There are many Jewish mourning rituals that resonate with me. From shiva (a seven day period of mourning that provides an environment of support to the mourner) to Kaddish (a prayer that mourners recite in community during the year after loss), these rituals are intended to provide comfort, remind the mourner that God is not absent, and help the mourner to live life again.

Reflecting upon the year that has passed since our family’s losses, it is the Jewish tradition of remembering the Yahrzeit (the anniversary of death) that stands out to me. Friends who have experienced loss have remarked that their body knows even before their mind that an anniversary is approaching. From my own experience, I now believe this to be true. I’m not sure why a calendar year matters so much on a subconscious level, but God knows. And perhaps this is the reason for the Jewish tradition of lighting a slow-burning Yahrzeit candle and taking time to remember. We need this type of slow remembrance—not rushing past the things that, no matter how painful, are important to our humanity.

In A Grief Observed, C.S. Lewis writes, “I thought I could describe a state; make a map of sorrow. Sorrow, however, turns out to be not a state but a process.” This is so true. And it is an important process.

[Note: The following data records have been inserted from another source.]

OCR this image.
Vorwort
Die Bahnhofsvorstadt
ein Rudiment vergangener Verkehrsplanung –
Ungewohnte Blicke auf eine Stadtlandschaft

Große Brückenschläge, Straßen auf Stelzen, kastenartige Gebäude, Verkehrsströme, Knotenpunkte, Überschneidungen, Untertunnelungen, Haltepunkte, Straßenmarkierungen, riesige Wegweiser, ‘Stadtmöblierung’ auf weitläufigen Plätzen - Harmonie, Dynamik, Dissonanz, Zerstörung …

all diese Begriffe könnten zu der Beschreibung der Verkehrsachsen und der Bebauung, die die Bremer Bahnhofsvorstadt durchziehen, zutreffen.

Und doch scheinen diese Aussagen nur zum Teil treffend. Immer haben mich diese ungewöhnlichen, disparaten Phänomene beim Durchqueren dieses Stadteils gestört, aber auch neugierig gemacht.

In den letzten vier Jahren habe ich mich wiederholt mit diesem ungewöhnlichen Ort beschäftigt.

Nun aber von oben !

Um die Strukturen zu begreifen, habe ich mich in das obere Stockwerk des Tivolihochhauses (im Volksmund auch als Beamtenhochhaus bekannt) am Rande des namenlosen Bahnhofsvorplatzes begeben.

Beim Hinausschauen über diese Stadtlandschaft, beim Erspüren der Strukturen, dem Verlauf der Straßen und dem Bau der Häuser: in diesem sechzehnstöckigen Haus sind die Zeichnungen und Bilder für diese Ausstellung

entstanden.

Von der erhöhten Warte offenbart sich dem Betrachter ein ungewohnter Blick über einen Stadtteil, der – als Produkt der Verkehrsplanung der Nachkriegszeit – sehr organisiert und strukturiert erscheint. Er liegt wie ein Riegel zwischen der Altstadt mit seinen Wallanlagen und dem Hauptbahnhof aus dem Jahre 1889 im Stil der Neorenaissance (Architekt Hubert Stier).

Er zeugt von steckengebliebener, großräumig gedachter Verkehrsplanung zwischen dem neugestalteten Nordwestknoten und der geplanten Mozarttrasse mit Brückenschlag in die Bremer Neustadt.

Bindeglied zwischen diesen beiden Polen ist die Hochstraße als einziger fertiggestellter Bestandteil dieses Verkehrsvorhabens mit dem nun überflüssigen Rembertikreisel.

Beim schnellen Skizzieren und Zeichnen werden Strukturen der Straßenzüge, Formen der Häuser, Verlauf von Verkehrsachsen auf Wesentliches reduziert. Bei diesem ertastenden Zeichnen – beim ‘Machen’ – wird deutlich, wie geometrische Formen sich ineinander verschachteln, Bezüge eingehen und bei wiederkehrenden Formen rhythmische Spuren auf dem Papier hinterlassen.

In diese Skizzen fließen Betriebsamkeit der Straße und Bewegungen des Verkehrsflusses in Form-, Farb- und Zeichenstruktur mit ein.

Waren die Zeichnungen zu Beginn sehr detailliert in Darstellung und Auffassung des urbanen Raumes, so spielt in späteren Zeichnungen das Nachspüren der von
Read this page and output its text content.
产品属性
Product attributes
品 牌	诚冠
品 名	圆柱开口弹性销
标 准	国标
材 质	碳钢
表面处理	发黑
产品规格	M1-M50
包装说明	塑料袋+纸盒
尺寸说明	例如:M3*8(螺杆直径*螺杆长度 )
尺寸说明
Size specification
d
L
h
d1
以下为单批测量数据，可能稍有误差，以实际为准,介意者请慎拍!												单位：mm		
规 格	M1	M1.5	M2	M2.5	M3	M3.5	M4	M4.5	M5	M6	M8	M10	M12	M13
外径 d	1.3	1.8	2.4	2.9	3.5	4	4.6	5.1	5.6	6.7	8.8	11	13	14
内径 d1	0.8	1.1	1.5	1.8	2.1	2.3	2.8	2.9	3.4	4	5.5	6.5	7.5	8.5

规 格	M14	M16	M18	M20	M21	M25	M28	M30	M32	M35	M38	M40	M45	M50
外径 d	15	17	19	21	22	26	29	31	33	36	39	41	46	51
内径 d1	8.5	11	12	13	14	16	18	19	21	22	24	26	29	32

If we do not see it as such, we may miss the opportunity to love and support others who are suffering, but we may also fail to allow ourselves to proceed slowly and gently when we are faced with grief.

I find hope in knowing that the God of scripture is also the “God of all comfort.” Encountering unsurpassable comfort when I’ve needed it most has resulted in some of the greatest healing I’ve experienced in my life.

Praise be to the God and Father of our Lord Jesus Christ, the Father of compassion and the God of all comfort, who comforts us in all our troubles, so that we can comfort those in any trouble with the comfort we ourselves receive from God. For just as we share abundantly in the sufferings of Christ, so also our comfort abounds through Christ. (2 Cor 1:3-5)

If you are in the grieving process, be gentle with yourself. Allow yourself to feel and remember. Pay attention to what your body, mind, and spirit are telling you. Take time for yourself but also spend time with others who will honor what you are experiencing. Your grief doesn’t have to follow a pattern or look a certain way. Ask God for comfort along the way. He is the source, and he gives generously. Even when the fog of grief is thick, and maybe especially then, God’s comfort is available.

Also, know that when your grief begins to lift, what you have received from God will be a source of comfort to others in their time of need just as Paul writes. “…So that we can comfort those in any trouble with the comfort we ourselves receive from God.” What a beautiful, redemptive promise!

‘Sometimes healing comes by waving the white flag of surrender when everyone else is telling you to stay in the fight.’